Raúl Alfonsín fue el presidente que necesitaban los argentinos en aquella época. Uno de sus méritos más importantes fue haber demolido el dogma de la imbatibilidad del peronismo en las urnas. En este sentido, su victoria del 30 de octubre de 1983 constituye uno de los hitos políticos más relevantes de la historia. Alfonsín demostró que se podía vencer al peronismo, con lo cual no hizo más que brindar un aporte extraordinario a la democracia. En efecto, su victoria le abrió las puertas al sistema de partidos bipartidista, le hizo ver a los argentinos que no sólo el peronismo era capaz de ganar. El 30 de octubre de 1983 nació el radicalismo como partido político competitivo, como fuerza con vocación de poder que fue capaz de poner fuera de combate al coloso peronista.
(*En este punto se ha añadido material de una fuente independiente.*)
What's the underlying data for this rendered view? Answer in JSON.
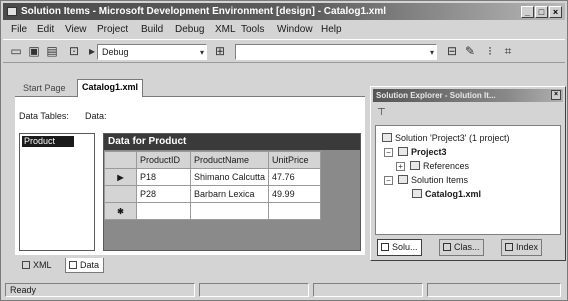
{
  "window": {
    "title": "Solution Items - Microsoft Development Environment [design] - Catalog1.xml",
    "buttons": {
      "minimize": "_",
      "maximize": "□",
      "close": "×"
    }
  },
  "menubar": {
    "items": [
      "File",
      "Edit",
      "View",
      "Project",
      "Build",
      "Debug",
      "XML",
      "Tools",
      "Window",
      "Help"
    ]
  },
  "toolbar": {
    "config_combo": "Debug",
    "search_combo": "",
    "icons": [
      "new-project-icon",
      "save-icon",
      "save-all-icon",
      "toolbox-icon",
      "start-icon",
      "find-icon",
      "properties-icon"
    ]
  },
  "editor": {
    "tabs": [
      "Start Page",
      "Catalog1.xml"
    ],
    "active_tab": "Catalog1.xml",
    "data_tables_label": "Data Tables:",
    "data_label": "Data:",
    "tables": [
      "Product"
    ],
    "grid": {
      "caption": "Data for Product",
      "columns": [
        "ProductID",
        "ProductName",
        "UnitPrice"
      ],
      "rows": [
        {
          "marker": "▶",
          "cells": [
            "P18",
            "Shimano Calcutta",
            "47.76"
          ]
        },
        {
          "marker": "",
          "cells": [
            "P28",
            "Barbarn Lexica",
            "49.99"
          ]
        },
        {
          "marker": "✱",
          "cells": [
            "",
            "",
            ""
          ]
        }
      ]
    },
    "view_tabs": [
      "XML",
      "Data"
    ],
    "active_view": "Data"
  },
  "status": {
    "text": "Ready"
  },
  "solution_explorer": {
    "title": "Solution Explorer - Solution It...",
    "close": "×",
    "tree": {
      "solution": "Solution 'Project3' (1 project)",
      "project": "Project3",
      "references": "References",
      "solution_items": "Solution Items",
      "file": "Catalog1.xml"
    },
    "tabs": [
      "Solu...",
      "Clas...",
      "Index"
    ]
  }
}
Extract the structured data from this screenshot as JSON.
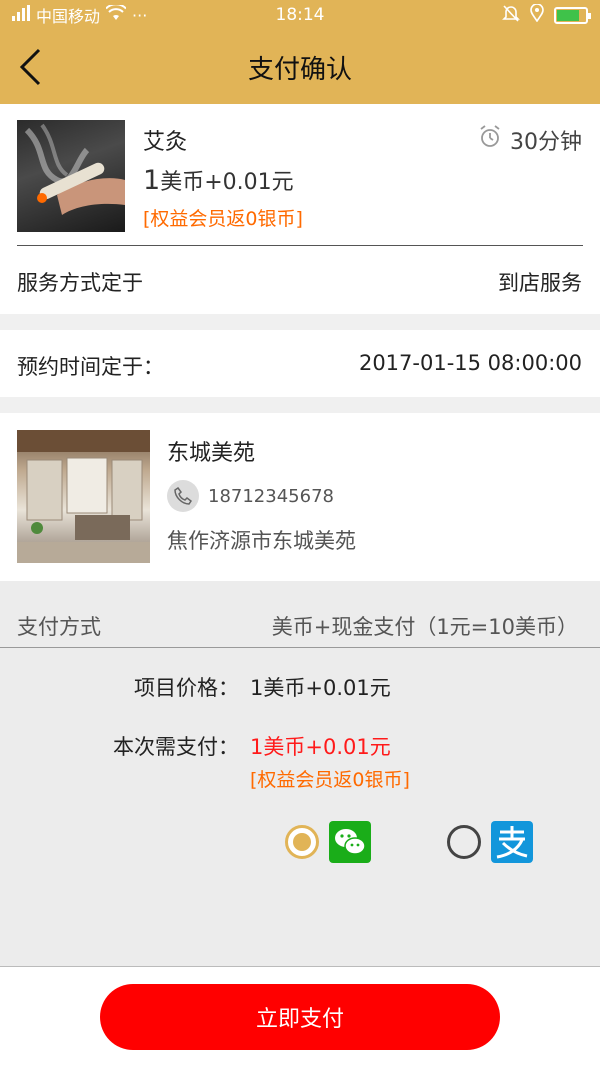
{
  "status_bar": {
    "carrier": "中国移动",
    "dots": "···",
    "time": "18:14"
  },
  "header": {
    "title": "支付确认"
  },
  "service": {
    "title": "艾灸",
    "duration": "30分钟",
    "price_number": "1",
    "price_rest": "美币+0.01元",
    "rebate": "[权益会员返0银币]",
    "mode_label": "服务方式定于",
    "mode_value": "到店服务"
  },
  "appointment": {
    "label": "预约时间定于：",
    "value": "2017-01-15 08:00:00"
  },
  "shop": {
    "name": "东城美苑",
    "phone": "18712345678",
    "address": "焦作济源市东城美苑"
  },
  "payment": {
    "method_label": "支付方式",
    "method_value": "美币+现金支付（1元=10美币）",
    "item_price_label": "项目价格：",
    "item_price_value": "1美币+0.01元",
    "due_label": "本次需支付：",
    "due_value": "1美币+0.01元",
    "due_rebate": "[权益会员返0银币]",
    "options": [
      {
        "name": "wechat",
        "selected": true
      },
      {
        "name": "alipay",
        "selected": false
      }
    ]
  },
  "footer": {
    "pay_button_label": "立即支付"
  },
  "colors": {
    "accent": "#e1b457",
    "price_red": "#ff1a1a",
    "rebate_orange": "#ff6a00",
    "pay_button": "#ff0000",
    "wechat_green": "#1aad19",
    "alipay_blue": "#1296db"
  }
}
Para valorar la presidencia de Alfonsín no queda más remedio que situarla históricamente. Las Fuerzas Armadas no habían tenido más remedio que negociar con la clase política la entrega del poder a raíz de la dura derrota en suelo malvinense. Para colmo y contra todos los pronósticos, el vencedor fue Raúl Alfonsín y no Italo Luder, el preferido por el partido militar. Durante la campaña electoral Alfonsín prometió que si llegaba a la presidencia los máximos responsables del terrorismo de Estado serían llevados a juicio. Apenas se sentó en el sillón de Rivadavia emitió dos decretos ordenando el juzgamiento de los miembros de las tres primeras juntas militares y de los cabecillas de la guerrilla. El juicio a Videla y compañía tuvo lugar en 1985 estando a cargo de la justicia civil porque la justicia militar se había negado a juzgar a sus pares. El 10 de diciembre de ese año tuvieron lugar las sentencias que enviaron a los jerarcas militares a prisión. Sin embargo, el panorama militar lejos estuvo de despejarse ya que con posterioridad tuvieron lugar varios levantamientos militares protagonizados por los carapintadas.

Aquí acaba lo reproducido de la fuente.